Let’s step forward a decade and gain some 2020 vision of what might happen and what the media world may look like.

We could finally break free of those technology boxes that have restricted our technology interface. No more PCs, netbooks, laptops even smartphones. We find ourselves in Pranav Mistry’s world of sixth sense devices. We can read off a blank piece of paper, project onto any surface, dial off the palm of our hands. Touchscreens were just the beginning of expressing ourselves intuitively and not through a keyboard.

Citizenship has been reinvented and now anyone can access anything for free via their citizenship. Libraries are virtual. The power of the developed world lies in the power they have to connect, share information and media resource and create social networks. The key is to gain conformity not through exclusivity but inclusivity. Goods and services are still traded, but digital media is now available to citizens on demand.
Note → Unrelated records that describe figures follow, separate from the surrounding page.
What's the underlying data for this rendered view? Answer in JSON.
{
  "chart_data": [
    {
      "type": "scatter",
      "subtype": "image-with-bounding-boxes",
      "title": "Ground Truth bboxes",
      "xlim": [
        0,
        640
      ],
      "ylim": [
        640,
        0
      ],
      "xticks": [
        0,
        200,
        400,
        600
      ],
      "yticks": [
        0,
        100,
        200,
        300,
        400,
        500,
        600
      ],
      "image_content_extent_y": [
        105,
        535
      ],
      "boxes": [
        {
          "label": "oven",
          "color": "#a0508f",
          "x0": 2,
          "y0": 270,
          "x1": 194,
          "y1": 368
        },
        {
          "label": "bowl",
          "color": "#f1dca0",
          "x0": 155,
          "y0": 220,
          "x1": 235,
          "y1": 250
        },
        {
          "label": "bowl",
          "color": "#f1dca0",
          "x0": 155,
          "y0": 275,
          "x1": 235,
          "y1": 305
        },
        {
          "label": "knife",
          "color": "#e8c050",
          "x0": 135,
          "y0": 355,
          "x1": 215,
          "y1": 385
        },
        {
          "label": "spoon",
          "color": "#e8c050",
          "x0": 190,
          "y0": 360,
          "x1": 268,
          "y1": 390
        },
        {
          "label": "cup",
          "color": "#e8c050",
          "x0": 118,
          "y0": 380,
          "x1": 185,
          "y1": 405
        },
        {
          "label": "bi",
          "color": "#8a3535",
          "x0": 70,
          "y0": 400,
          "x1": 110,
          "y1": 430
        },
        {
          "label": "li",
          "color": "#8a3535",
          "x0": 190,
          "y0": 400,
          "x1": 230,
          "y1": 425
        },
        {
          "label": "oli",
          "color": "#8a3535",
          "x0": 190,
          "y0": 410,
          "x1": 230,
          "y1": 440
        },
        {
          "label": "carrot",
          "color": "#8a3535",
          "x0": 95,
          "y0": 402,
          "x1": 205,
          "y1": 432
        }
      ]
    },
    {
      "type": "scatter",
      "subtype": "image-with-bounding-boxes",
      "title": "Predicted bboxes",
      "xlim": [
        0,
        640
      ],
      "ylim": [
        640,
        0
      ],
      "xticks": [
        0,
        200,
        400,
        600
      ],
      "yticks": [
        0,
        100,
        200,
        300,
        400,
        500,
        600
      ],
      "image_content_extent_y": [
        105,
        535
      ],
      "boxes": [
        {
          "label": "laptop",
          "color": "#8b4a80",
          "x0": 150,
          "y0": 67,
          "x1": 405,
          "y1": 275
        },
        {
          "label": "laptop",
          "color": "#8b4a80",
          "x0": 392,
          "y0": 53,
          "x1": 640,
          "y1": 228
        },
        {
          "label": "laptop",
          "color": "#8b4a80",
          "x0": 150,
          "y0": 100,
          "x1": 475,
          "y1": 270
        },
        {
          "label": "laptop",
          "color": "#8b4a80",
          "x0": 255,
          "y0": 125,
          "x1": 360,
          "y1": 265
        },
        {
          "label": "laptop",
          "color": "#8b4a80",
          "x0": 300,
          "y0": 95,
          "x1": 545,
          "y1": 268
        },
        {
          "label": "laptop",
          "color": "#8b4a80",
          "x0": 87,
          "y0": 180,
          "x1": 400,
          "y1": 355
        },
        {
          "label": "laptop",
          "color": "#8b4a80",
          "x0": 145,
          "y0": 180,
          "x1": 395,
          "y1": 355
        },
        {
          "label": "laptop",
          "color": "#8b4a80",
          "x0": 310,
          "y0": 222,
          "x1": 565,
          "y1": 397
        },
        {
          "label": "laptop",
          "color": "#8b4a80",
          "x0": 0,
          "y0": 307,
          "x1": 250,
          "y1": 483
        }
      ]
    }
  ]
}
Content is not owned but on demand. Finding the digital needle in the digital haystack is where the power lies and Context not Content is key. Digital piracy was defeated not by DRM, DMCA or law, but by making content free through the public library. Why buy when it’s free from the nearest cloud? Pirates can’t compete with free.

The world of iCreate, iPublish and iDemand has changed the economics of much of media. Content has effectively been democratised. Rewards are still there and the public coffers have been expanded to pay out more on lending and through collection agencies. The power has shifted back upstream to the creator and downstream to the few aggregators who dominate the supply.

You may think we are dreamers, but we guarantee that we are not the only ones.